In the years since the enactment of the Affordable Care Act, private equity investment in the health care industry has seen massive growth. It’s easy to see why health care may be an attractive sector for investment, as annual health care spending in the U.S. reached $3.8 trillion in 2021, accounting for $11,582 per U.S. citizen, or 17.7% of the national GDP. Annual private equity deal values have grown in recent years from an estimated $41.5 billion in 2010 to an estimated $119.9 billion in 2019.

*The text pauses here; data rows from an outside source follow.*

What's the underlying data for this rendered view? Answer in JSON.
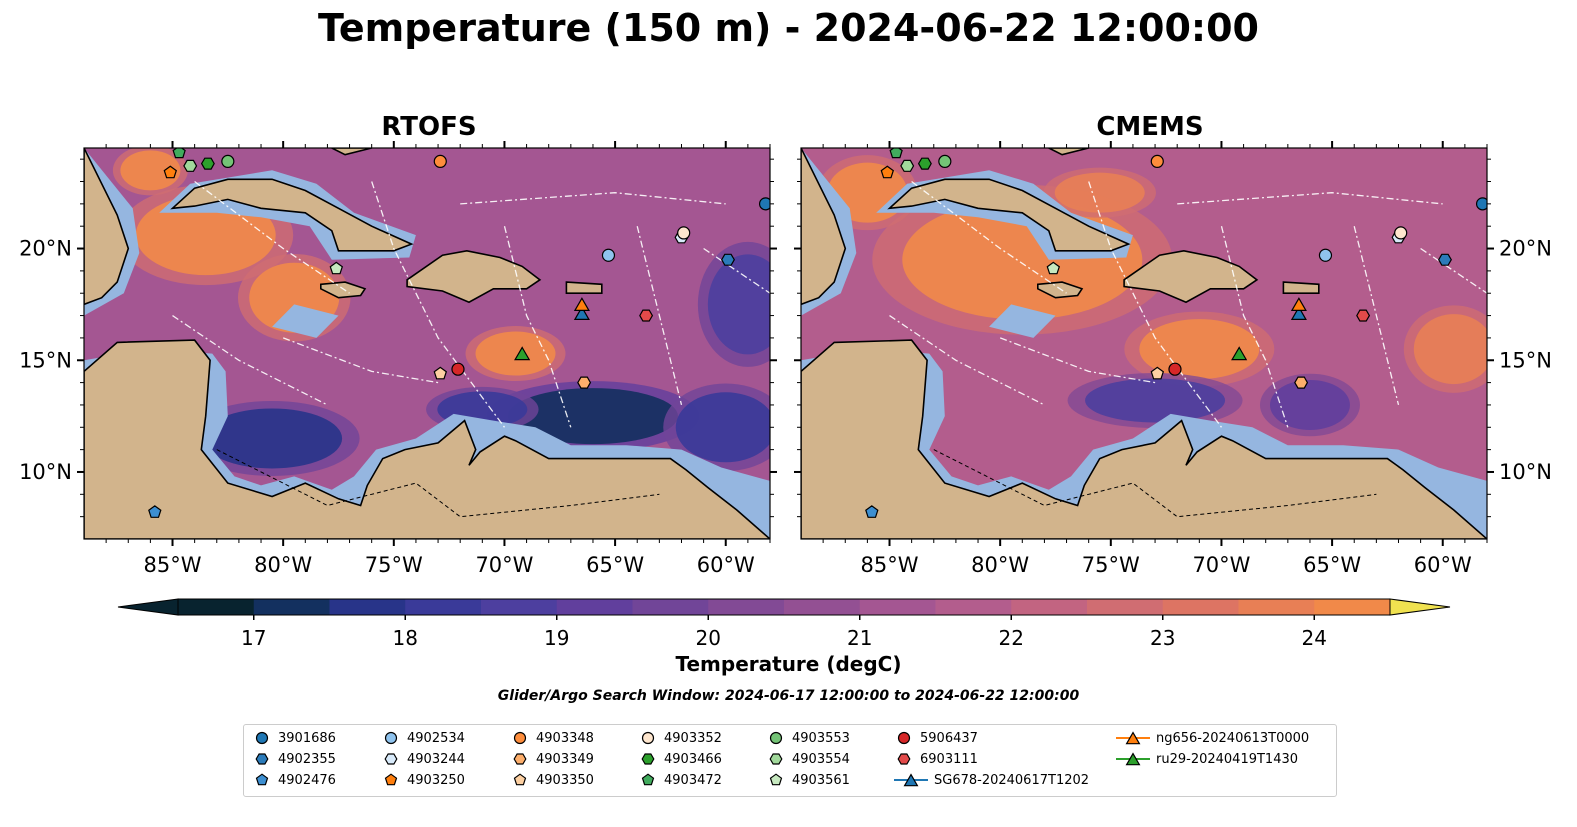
{
  "title": "Temperature (150 m) - 2024-06-22 12:00:00",
  "panels": [
    {
      "title": "RTOFS"
    },
    {
      "title": "CMEMS"
    }
  ],
  "axes": {
    "lon_ticks": [
      "85°W",
      "80°W",
      "75°W",
      "70°W",
      "65°W",
      "60°W"
    ],
    "lat_ticks": [
      "20°N",
      "15°N",
      "10°N"
    ],
    "lon_range": [
      -89,
      -58
    ],
    "lat_range": [
      7,
      24.5
    ]
  },
  "colorbar": {
    "label": "Temperature (degC)",
    "ticks": [
      "17",
      "18",
      "19",
      "20",
      "21",
      "22",
      "23",
      "24"
    ],
    "range": [
      16.5,
      24.5
    ],
    "step": 0.5,
    "colors": [
      "#08232f",
      "#13305f",
      "#283489",
      "#3a3a99",
      "#4d3f9f",
      "#613f9d",
      "#714598",
      "#824a95",
      "#935093",
      "#a45692",
      "#b35d8d",
      "#c26481",
      "#d06d72",
      "#dd7463",
      "#e87f55",
      "#f18949",
      "#f69841",
      "#f8ab3d",
      "#f4c441",
      "#f0e250"
    ],
    "land": "#d2b48c",
    "shelf": "#95b6e0"
  },
  "search_window": "Glider/Argo Search Window: 2024-06-17 12:00:00 to 2024-06-22 12:00:00",
  "floats": [
    {
      "name": "3901686",
      "marker": "circle",
      "color": "#1f77b4",
      "lon": -58.2,
      "lat": 22.0
    },
    {
      "name": "4902355",
      "marker": "hexagon",
      "color": "#2b7bba",
      "lon": -59.9,
      "lat": 19.5
    },
    {
      "name": "4902476",
      "marker": "pentagon",
      "color": "#3d8fd1",
      "lon": -85.8,
      "lat": 8.2
    },
    {
      "name": "4902534",
      "marker": "circle",
      "color": "#8fc3ee",
      "lon": -65.3,
      "lat": 19.7
    },
    {
      "name": "4903244",
      "marker": "hexagon",
      "color": "#d8eafa",
      "lon": -62.0,
      "lat": 20.5
    },
    {
      "name": "4903250",
      "marker": "pentagon",
      "color": "#ff7f0e",
      "lon": -85.1,
      "lat": 23.4
    },
    {
      "name": "4903348",
      "marker": "circle",
      "color": "#fd8d3c",
      "lon": -72.9,
      "lat": 23.9
    },
    {
      "name": "4903349",
      "marker": "hexagon",
      "color": "#fdae6b",
      "lon": -66.4,
      "lat": 14.0
    },
    {
      "name": "4903350",
      "marker": "pentagon",
      "color": "#fdd0a2",
      "lon": -72.9,
      "lat": 14.4
    },
    {
      "name": "4903352",
      "marker": "circle",
      "color": "#fee6ce",
      "lon": -61.9,
      "lat": 20.7
    },
    {
      "name": "4903466",
      "marker": "hexagon",
      "color": "#2ca02c",
      "lon": -83.4,
      "lat": 23.8
    },
    {
      "name": "4903472",
      "marker": "pentagon",
      "color": "#41ab5d",
      "lon": -84.7,
      "lat": 24.3
    },
    {
      "name": "4903553",
      "marker": "circle",
      "color": "#74c476",
      "lon": -82.5,
      "lat": 23.9
    },
    {
      "name": "4903554",
      "marker": "hexagon",
      "color": "#a1d99b",
      "lon": -84.2,
      "lat": 23.7
    },
    {
      "name": "4903561",
      "marker": "pentagon",
      "color": "#c7e9c0",
      "lon": -77.6,
      "lat": 19.1
    },
    {
      "name": "5906437",
      "marker": "circle",
      "color": "#d62728",
      "lon": -72.1,
      "lat": 14.6
    },
    {
      "name": "6903111",
      "marker": "hexagon",
      "color": "#e34a4a",
      "lon": -63.6,
      "lat": 17.0
    }
  ],
  "gliders": [
    {
      "name": "SG678-20240617T1202",
      "color": "#1f77b4",
      "lon": -66.5,
      "lat": 17.1
    },
    {
      "name": "ng656-20240613T0000",
      "color": "#ff7f0e",
      "lon": -66.5,
      "lat": 17.5
    },
    {
      "name": "ru29-20240419T1430",
      "color": "#2ca02c",
      "lon": -69.2,
      "lat": 15.3
    }
  ]
}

Due to Corporate Practice of Medicine (CPOM) laws in each state, which essentially prohibit persons other than licensed professionals from owning, controlling, or deriving profits from a professional health care practice, private equity firms often use a management or administrative services organization, commonly referred to as an “MSO.” An MSO is paid a fee for providing non-professional services to a medical practice, but does not interfere or otherwise exert control over the professional aspects of the health care practice.
Crucial to these MSO arrangements, and a frequent point of negotiation in M&A health care transactions, is the non-competition provision. As the MSO cannot perform the professional services, the private equity investor is reliant on the continued practice of the seller, i.e., the health care professional providing the professional services, following the closing. To protect their investment, private equity firms require some form of a non-competition provision setting forth the duration and geographic scope of the restriction, to prevent the seller from taking the money, quitting, and opening up a shop across the street.
While the non-competition provision remains essential from the perspective of the private equity purchaser, recent developments, both legal and societal, have made it increasingly challenging to craft non-competition provisions that are enforceable and fully protect the private equity purchaser’s investment.
In particular, President Biden issued an executive order on July 9, 2021, directing the Federal Trade Commission (FTC) to “curtail the unfair use of non-compete clauses and other clauses or agreements that may unfairly limit worker mobility.” While it remains unclear the extent to which the FTC will act in accordance with the executive order, they are far from the only interested party. The Department of Justice, many state courts, and numerous state attorneys general are also placing an increased emphasis on both compliance with CPOM laws and examination of non-competition language. In addition, as private equity investment in health care and MSO arrangements becomes more common, the specter of legislation to regulate health care M&A and non-competition arrangements in the health care space looms larger.
The practice of medicine is also changing. Accelerated by the COVID-19 pandemic, the prevalence of telemedicine and telehealth have made it easier for health care practitioners to practice medicine from their homes – without having to move themselves and their families outside the geographic scope of a non-competition provision. Many state courts have long been suspicious of non-competes, particularly in health care, and a prohibition on telemedicine – effectively a nationwide restrictive covenant – runs the risk of a court finding it unenforceable.
While M&A activity in the health care space continues to grow, buyers and sellers will need to stay aware of the legal and societal developments impacting the enforceability of the non-compete arrangements that are part of nearly every deal.